« Je regrette profondément que le dossier des migrants soit pris dans une nuée politique partisane, car le problème des migrants ne devrait pas être une question de droite ni de gauche », a déclaré Américo Aguiar, ajoutant : « Ce sont des personnes. Nous parlons de personnes et certaines, comme les Portugais par le passé, cherchent de meilleures conditions de vie. »
Le cardinal Américo Aguiar s’adressait aux journalistes à l’occasion de l’ouverture du IVe Congrès Plus Social, à Câmara de Lobos, à Madère, où il a donné une conférence sur l’économie sociale de l’Église.
L’évêque de Setúbal a reconnu qu’il existe des problèmes liés aux migrants, certains même graves, mais a jugé injuste de les rendre responsables de toutes les difficultés du pays.
« Nous ne devons pas généraliser et transformer les migrants en boucs émissaires, responsables de l’absence de médecins, de maisons, d’écoles », a-t-il déclaré, soulignant que « c’est profondément injuste. »

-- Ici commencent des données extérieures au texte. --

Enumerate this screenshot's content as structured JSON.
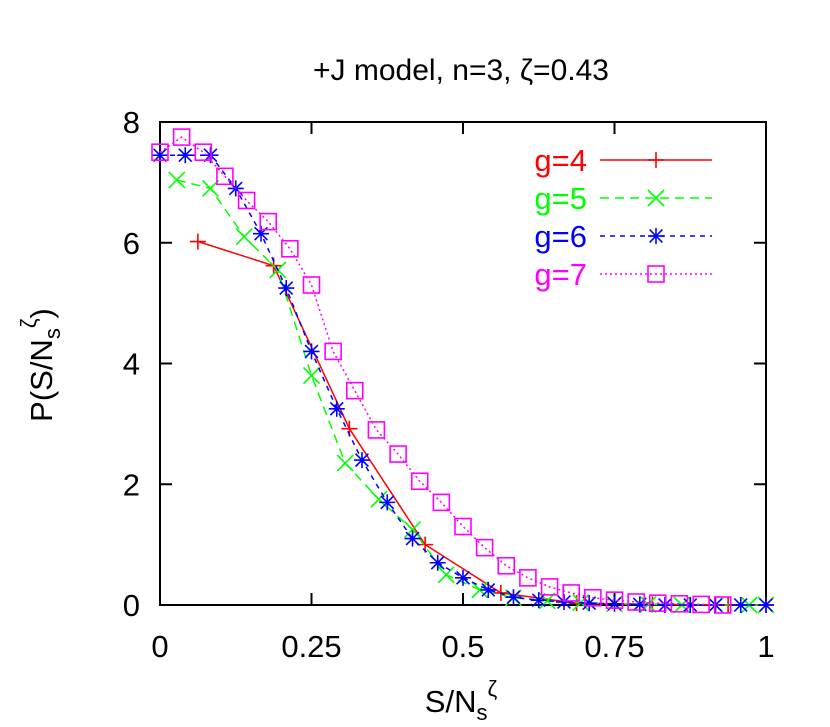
{
  "chart_data": {
    "type": "line",
    "title": "+J model, n=3, ζ=0.43",
    "xlabel": {
      "base": "S/N",
      "sub": "s",
      "sup": "ζ"
    },
    "ylabel": {
      "base": "P(S/N",
      "sub": "s",
      "sup": "ζ",
      "close": ")"
    },
    "xlim": [
      0,
      1
    ],
    "ylim": [
      0,
      8
    ],
    "xticks": [
      0,
      0.25,
      0.5,
      0.75,
      1
    ],
    "xtick_labels": [
      "0",
      "0.25",
      "0.5",
      "0.75",
      "1"
    ],
    "yticks": [
      0,
      2,
      4,
      6,
      8
    ],
    "ytick_labels": [
      "0",
      "2",
      "4",
      "6",
      "8"
    ],
    "grid": false,
    "legend_position": "top-right",
    "series": [
      {
        "name": "g=4",
        "color": "#ff0000",
        "dash": "solid",
        "marker": "plus",
        "x": [
          0.0625,
          0.1875,
          0.3125,
          0.4375,
          0.5625,
          0.6875,
          0.8125,
          0.9375,
          1.0
        ],
        "y": [
          6.02,
          5.62,
          2.92,
          1.0,
          0.2,
          0.03,
          0.01,
          0.0,
          0.0
        ]
      },
      {
        "name": "g=5",
        "color": "#00ff00",
        "dash": "dashed",
        "marker": "x",
        "x": [
          0.0278,
          0.0833,
          0.1389,
          0.1944,
          0.25,
          0.3056,
          0.3611,
          0.4167,
          0.4722,
          0.5278,
          0.5833,
          0.6389,
          0.6944,
          0.75,
          0.8056,
          0.8611,
          0.9167,
          0.9722,
          1.0
        ],
        "y": [
          7.04,
          6.9,
          6.1,
          5.55,
          3.8,
          2.35,
          1.75,
          1.25,
          0.5,
          0.25,
          0.12,
          0.07,
          0.04,
          0.02,
          0.01,
          0.0,
          0.0,
          0.0,
          0.0
        ]
      },
      {
        "name": "g=6",
        "color": "#0000ff",
        "dash": "shortdash",
        "marker": "star",
        "x": [
          0.0,
          0.0417,
          0.0833,
          0.125,
          0.1667,
          0.2083,
          0.25,
          0.2917,
          0.3333,
          0.375,
          0.4167,
          0.4583,
          0.5,
          0.5417,
          0.5833,
          0.625,
          0.6667,
          0.7083,
          0.75,
          0.7917,
          0.8333,
          0.875,
          0.9167,
          0.9583,
          1.0
        ],
        "y": [
          7.45,
          7.45,
          7.45,
          6.9,
          6.15,
          5.25,
          4.2,
          3.25,
          2.4,
          1.7,
          1.1,
          0.7,
          0.45,
          0.25,
          0.13,
          0.08,
          0.05,
          0.03,
          0.02,
          0.01,
          0.0,
          0.0,
          0.0,
          0.0,
          0.0
        ]
      },
      {
        "name": "g=7",
        "color": "#ff00ff",
        "dash": "dotted",
        "marker": "square",
        "x": [
          0.0,
          0.0357,
          0.0714,
          0.1071,
          0.1429,
          0.1786,
          0.2143,
          0.25,
          0.2857,
          0.3214,
          0.3571,
          0.3929,
          0.4286,
          0.4643,
          0.5,
          0.5357,
          0.5714,
          0.6071,
          0.6429,
          0.6786,
          0.7143,
          0.75,
          0.7857,
          0.8214,
          0.8571,
          0.8929,
          0.9286
        ],
        "y": [
          7.5,
          7.75,
          7.5,
          7.1,
          6.7,
          6.35,
          5.9,
          5.3,
          4.2,
          3.55,
          2.9,
          2.5,
          2.05,
          1.7,
          1.3,
          0.95,
          0.65,
          0.45,
          0.3,
          0.2,
          0.12,
          0.08,
          0.05,
          0.03,
          0.02,
          0.01,
          0.0
        ]
      }
    ]
  }
}
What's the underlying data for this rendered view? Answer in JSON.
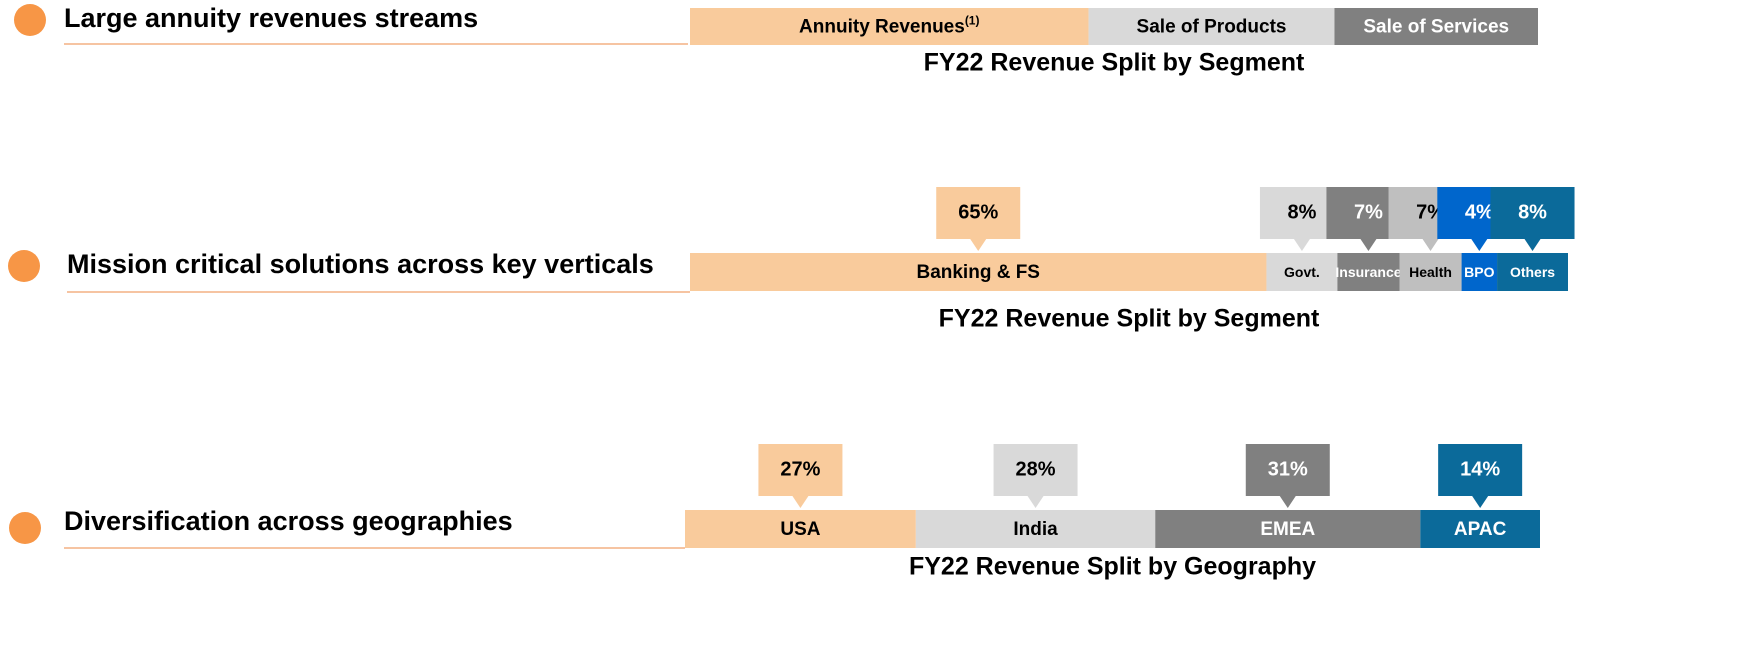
{
  "bullets": [
    "Large annuity revenues streams",
    "Mission critical solutions across  key verticals",
    "Diversification across geographies"
  ],
  "chart_data": [
    {
      "type": "stacked_bar",
      "title": "FY22 Revenue Split by Segment",
      "categories": [
        "Annuity Revenues",
        "Sale of Products",
        "Sale of Services"
      ],
      "note_mark": "(1)",
      "values": [
        47,
        29,
        24
      ],
      "colors": [
        "#f9cb9c",
        "#d9d9d9",
        "#808080"
      ]
    },
    {
      "type": "stacked_bar",
      "title": "FY22 Revenue Split by Segment",
      "categories": [
        "Banking & FS",
        "Govt.",
        "Insurance",
        "Health",
        "BPO",
        "Others"
      ],
      "values": [
        65,
        8,
        7,
        7,
        4,
        8
      ],
      "value_labels": [
        "65%",
        "8%",
        "7%",
        "7%",
        "4%",
        "8%"
      ],
      "colors": [
        "#f9cb9c",
        "#d9d9d9",
        "#808080",
        "#bfbfbf",
        "#0066cc",
        "#0b6a9a"
      ]
    },
    {
      "type": "stacked_bar",
      "title": "FY22 Revenue Split by Geography",
      "categories": [
        "USA",
        "India",
        "EMEA",
        "APAC"
      ],
      "values": [
        27,
        28,
        31,
        14
      ],
      "value_labels": [
        "27%",
        "28%",
        "31%",
        "14%"
      ],
      "colors": [
        "#f9cb9c",
        "#d9d9d9",
        "#808080",
        "#0b6a9a"
      ]
    }
  ]
}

Américo Aguiar a évoqué le cas de la péninsule de Setúbal, où, selon ses dires, les migrants représentent environ 25 % de la population, estimée à environ un million d’habitants, tout en assurant qu’il n’existe pas de problèmes graves remettant en cause la coexistence harmonieuse.
Le IVe Congrès Plus Social, qui se déroule jusqu’à jeudi, est organisé par la Mairie de Câmara de Lobos et la Casa São José, une institution de solidarité sociale privée basée dans cette commune, et vise à promouvoir des réflexions et un partage de connaissances sur l’économie sociale et l’inclusion.
Dans ce contexte, le cardinal Américo Aguiar a alerté sur le « problème grave » du manque de travailleurs dans le secteur social.
« Nous devons être attentifs à cette réalité du secteur social », a-t-il averti, considérant que « le secteur social est très important pour l’équilibre de la société dont nous faisons partie », notamment au niveau des institutions qui gèrent des crèches, des maisons de retraite, des unités de santé et des établissements d’enseignement.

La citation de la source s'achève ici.